Alighiero Boetti: Game Plan marks the largest presentation of works by Alighiero Boetti (Italian, 1940–1994) in the United States to date. A full retrospective spanning the artist's entire career, the exhibition will be on view in two locations in the Museum from July 1 to October 1, 2012.
Celebrating the material diversity, conceptual complexity, and visual beauty of Boetti's work, the exhibition brings together approximately 100 works across many mediums that address Boetti's ideas about order and disorder, non-invention, and the way in which the work is concerned with the whole world, travel, and time. Proving him to be one of the most important and influential International Artists of his generation, the exhibition focuses on several thematic threads, demonstrating the artist's interest in exploring recurring motifs in his work instead of a linear development.
In The International Council of The Museum of Modern Art Exhibition Gallery on the sixth floor, the exhibition will feature works from the first 15 years of the artist's career, while works in the Donald B. and Catherine C. Marron Atrium on the second floor are drawn from the latter part of his career, focused on Boetti's embroidered pieces and woven rugs. Alighiero Boetti: Game Plan is organized in collaboration with the Museo Reina Sofía in Madrid and the Tate Modern in London, where the exhibition was previously on view, and is organized at The Museum of Modern Art by Christian Rattemeyer, The Harvey S. Shipley Miller Associate Curator of Drawings.

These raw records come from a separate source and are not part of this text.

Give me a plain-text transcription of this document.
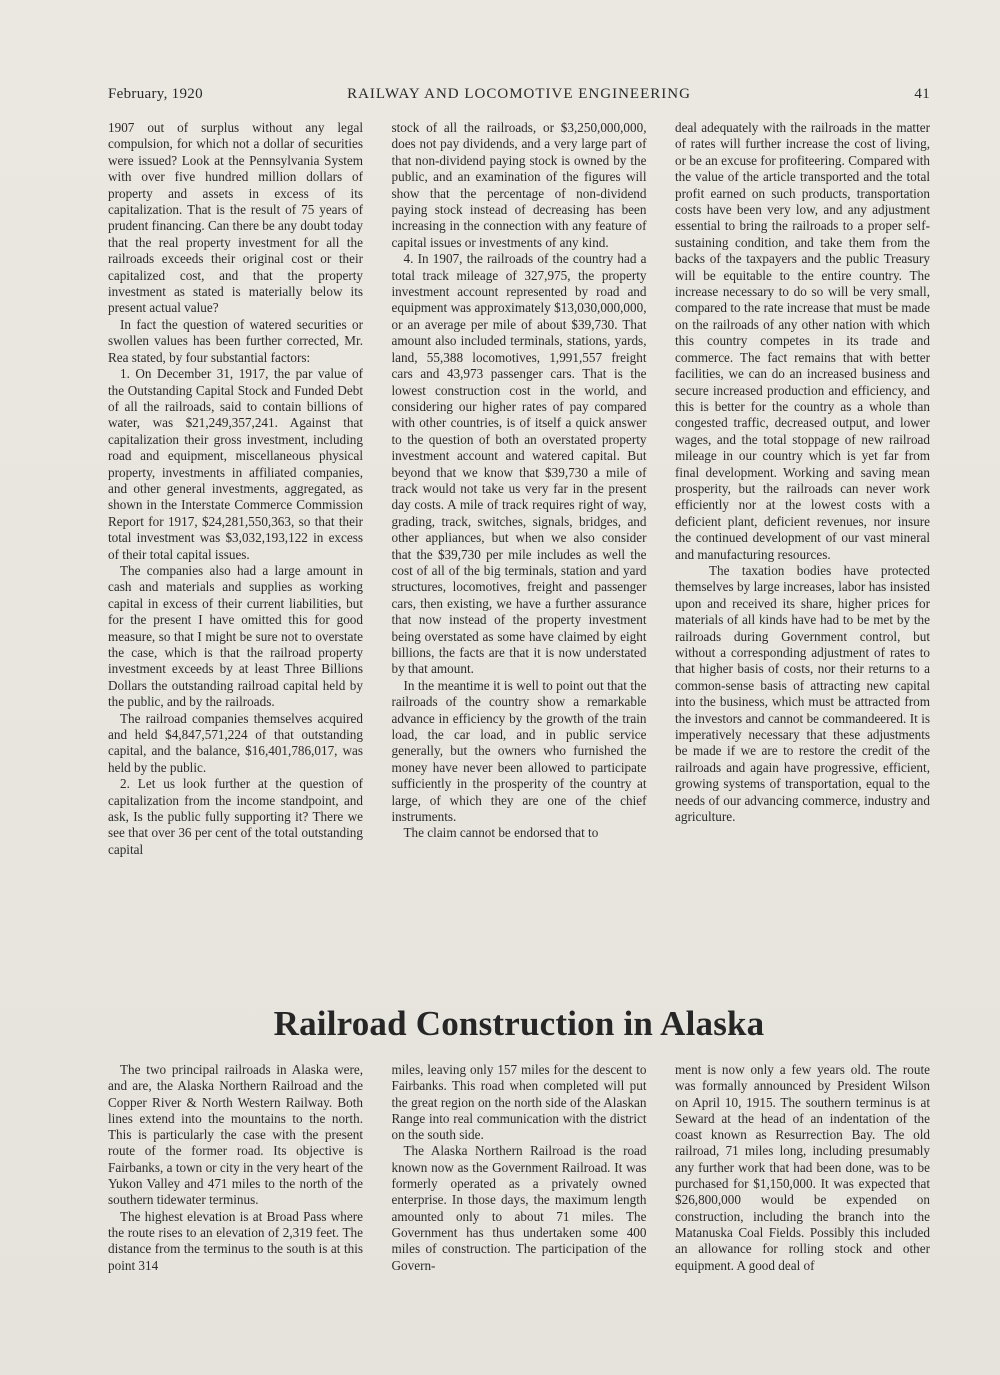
February, 1920	RAILWAY AND LOCOMOTIVE ENGINEERING	41

1907 out of surplus without any legal compulsion, for which not a dollar of securities were issued? Look at the Pennsylvania System with over five hundred million dollars of property and assets in excess of its capitalization. That is the result of 75 years of prudent financing. Can there be any doubt today that the real property investment for all the railroads exceeds their original cost or their capitalized cost, and that the property investment as stated is materially below its present actual value?

In fact the question of watered securities or swollen values has been further corrected, Mr. Rea stated, by four substantial factors:

1. On December 31, 1917, the par value of the Outstanding Capital Stock and Funded Debt of all the railroads, said to contain billions of water, was $21,249,357,241. Against that capitalization their gross investment, including road and equipment, miscellaneous physical property, investments in affiliated companies, and other general investments, aggregated, as shown in the Interstate Commerce Commission Report for 1917, $24,281,550,363, so that their total investment was $3,032,193,122 in excess of their total capital issues.

The companies also had a large amount in cash and materials and supplies as working capital in excess of their current liabilities, but for the present I have omitted this for good measure, so that I might be sure not to overstate the case, which is that the railroad property investment exceeds by at least Three Billions Dollars the outstanding railroad capital held by the public, and by the railroads.

The railroad companies themselves acquired and held $4,847,571,224 of that outstanding capital, and the balance, $16,401,786,017, was held by the public.

2. Let us look further at the question of capitalization from the income standpoint, and ask, Is the public fully supporting it? There we see that over 36 per cent of the total outstanding capital

stock of all the railroads, or $3,250,000,000, does not pay dividends, and a very large part of that non-dividend paying stock is owned by the public, and an examination of the figures will show that the percentage of non-dividend paying stock instead of decreasing has been increasing in the connection with any feature of capital issues or investments of any kind.

4. In 1907, the railroads of the country had a total track mileage of 327,975, the property investment account represented by road and equipment was approximately $13,030,000,000, or an average per mile of about $39,730. That amount also included terminals, stations, yards, land, 55,388 locomotives, 1,991,557 freight cars and 43,973 passenger cars. That is the lowest construction cost in the world, and considering our higher rates of pay compared with other countries, is of itself a quick answer to the question of both an overstated property investment account and watered capital. But beyond that we know that $39,730 a mile of track would not take us very far in the present day costs. A mile of track requires right of way, grading, track, switches, signals, bridges, and other appliances, but when we also consider that the $39,730 per mile includes as well the cost of all of the big terminals, station and yard structures, locomotives, freight and passenger cars, then existing, we have a further assurance that now instead of the property investment being overstated as some have claimed by eight billions, the facts are that it is now understated by that amount.

In the meantime it is well to point out that the railroads of the country show a remarkable advance in efficiency by the growth of the train load, the car load, and in public service generally, but the owners who furnished the money have never been allowed to participate sufficiently in the prosperity of the country at large, of which they are one of the chief instruments.

The claim cannot be endorsed that to

deal adequately with the railroads in the matter of rates will further increase the cost of living, or be an excuse for profiteering. Compared with the value of the article transported and the total profit earned on such products, transportation costs have been very low, and any adjustment essential to bring the railroads to a proper self-sustaining condition, and take them from the backs of the taxpayers and the public Treasury will be equitable to the entire country. The increase necessary to do so will be very small, compared to the rate increase that must be made on the railroads of any other nation with which this country competes in its trade and commerce. The fact remains that with better facilities, we can do an increased business and secure increased production and efficiency, and this is better for the country as a whole than congested traffic, decreased output, and lower wages, and the total stoppage of new railroad mileage in our country which is yet far from final development. Working and saving mean prosperity, but the railroads can never work efficiently nor at the lowest costs with a deficient plant, deficient revenues, nor insure the continued development of our vast mineral and manufacturing resources.

The taxation bodies have protected themselves by large increases, labor has insisted upon and received its share, higher prices for materials of all kinds have had to be met by the railroads during Government control, but without a corresponding adjustment of rates to that higher basis of costs, nor their returns to a common-sense basis of attracting new capital into the business, which must be attracted from the investors and cannot be commandeered. It is imperatively necessary that these adjustments be made if we are to restore the credit of the railroads and again have progressive, efficient, growing systems of transportation, equal to the needs of our advancing commerce, industry and agriculture.

Railroad Construction in Alaska

The two principal railroads in Alaska were, and are, the Alaska Northern Railroad and the Copper River & North Western Railway. Both lines extend into the mountains to the north. This is particularly the case with the present route of the former road. Its objective is Fairbanks, a town or city in the very heart of the Yukon Valley and 471 miles to the north of the southern tidewater terminus.

The highest elevation is at Broad Pass where the route rises to an elevation of 2,319 feet. The distance from the terminus to the south is at this point 314

miles, leaving only 157 miles for the descent to Fairbanks. This road when completed will put the great region on the north side of the Alaskan Range into real communication with the district on the south side.

The Alaska Northern Railroad is the road known now as the Government Railroad. It was formerly operated as a privately owned enterprise. In those days, the maximum length amounted only to about 71 miles. The Government has thus undertaken some 400 miles of construction. The participation of the Govern-

ment is now only a few years old. The route was formally announced by President Wilson on April 10, 1915. The southern terminus is at Seward at the head of an indentation of the coast known as Resurrection Bay. The old railroad, 71 miles long, including presumably any further work that had been done, was to be purchased for $1,150,000. It was expected that $26,800,000 would be expended on construction, including the branch into the Matanuska Coal Fields. Possibly this included an allowance for rolling stock and other equipment. A good deal of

Working in his hometown of Turin in the early 1960s among a close community of artists that included Luciano Fabro, Mario Merz, Giulio Paolini, and Michelangelo Pistoletto, among others, Boetti established himself as one of the leading artists of the Arte Povera movement. Organized chronologically, the MoMA exhibition will begin with his sculptural objects, comprising everyday "hardware store" materials including wooden sticks, cardboard, and fiber cement tubes. Brought together (many for the first time since Boetti's seminal exhibition at Galleria Christian Stein in Turin in 1967) and installed in a dense configuration inspired by the original clustered presentation, these early works convey the material experiments of the period and already suggest notions of measurement and chance that Boetti would play with and revise throughout his career.